Handling Large Files

pyexcel works with large datasets. It processes data efficiently.

Use streaming for big files. This prevents memory issues.

Read files in chunks. Process data incrementally.

Error Handling

Always include error handling. This makes your code robust.

Use try-except blocks. Catch common file errors.


import pyexcel as pe

try:
    pe.save_as(file_name='missing.csv', dest_file_name='output.xlsx')
    print("Conversion successful")
except FileNotFoundError:
    print("Error: Source file not found")
except Exception as e:
    print(f"Conversion failed: {str(e)}")

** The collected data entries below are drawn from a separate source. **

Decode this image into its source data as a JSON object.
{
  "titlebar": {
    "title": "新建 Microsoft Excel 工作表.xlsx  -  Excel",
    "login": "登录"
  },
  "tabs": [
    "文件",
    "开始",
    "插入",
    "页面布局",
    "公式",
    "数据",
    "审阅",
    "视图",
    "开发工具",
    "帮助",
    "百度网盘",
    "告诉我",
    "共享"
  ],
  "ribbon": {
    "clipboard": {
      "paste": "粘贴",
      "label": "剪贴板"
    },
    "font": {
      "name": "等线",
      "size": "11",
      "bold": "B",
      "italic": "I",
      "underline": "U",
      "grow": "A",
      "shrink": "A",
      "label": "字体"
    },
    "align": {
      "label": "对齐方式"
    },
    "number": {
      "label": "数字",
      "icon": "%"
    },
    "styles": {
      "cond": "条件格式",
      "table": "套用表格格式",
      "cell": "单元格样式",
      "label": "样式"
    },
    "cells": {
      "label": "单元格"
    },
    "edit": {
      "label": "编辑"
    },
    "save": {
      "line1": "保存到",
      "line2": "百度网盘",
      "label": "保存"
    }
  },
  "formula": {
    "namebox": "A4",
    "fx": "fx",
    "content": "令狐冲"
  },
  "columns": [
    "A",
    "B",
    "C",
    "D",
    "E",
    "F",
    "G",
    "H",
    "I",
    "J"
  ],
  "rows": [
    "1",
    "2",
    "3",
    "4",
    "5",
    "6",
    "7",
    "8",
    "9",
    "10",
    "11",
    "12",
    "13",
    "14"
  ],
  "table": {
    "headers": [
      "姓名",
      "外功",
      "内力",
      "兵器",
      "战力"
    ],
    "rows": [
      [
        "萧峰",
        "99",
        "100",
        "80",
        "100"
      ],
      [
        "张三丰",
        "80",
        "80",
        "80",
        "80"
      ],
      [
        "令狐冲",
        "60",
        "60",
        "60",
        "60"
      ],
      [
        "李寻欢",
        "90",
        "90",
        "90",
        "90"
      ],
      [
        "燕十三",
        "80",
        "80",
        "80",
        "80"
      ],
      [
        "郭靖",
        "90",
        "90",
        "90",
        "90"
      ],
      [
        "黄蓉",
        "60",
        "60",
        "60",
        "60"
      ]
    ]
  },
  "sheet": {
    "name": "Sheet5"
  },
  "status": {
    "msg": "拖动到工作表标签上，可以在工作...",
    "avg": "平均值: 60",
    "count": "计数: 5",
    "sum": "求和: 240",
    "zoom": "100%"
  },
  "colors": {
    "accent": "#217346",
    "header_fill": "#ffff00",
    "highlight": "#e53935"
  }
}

Error: Source file not found

Proper error handling prevents crashes. It provides helpful messages.

Best Practices

Follow these tips for better code. They improve reliability.

Always check file existence. Validate data before conversion.

Use meaningful file names. Include error handling as shown.

Test with sample data first. Then use production files.

Conclusion

pyexcel simplifies format conversion. It handles CSV, XLSX, and JSON seamlessly.

You learned key conversion methods. These include save_as and get_array.

The examples show practical usage. You can apply them directly.

pyexcel is powerful for data processing. It saves time and effort.

Start using these techniques today. Enhance your data workflow.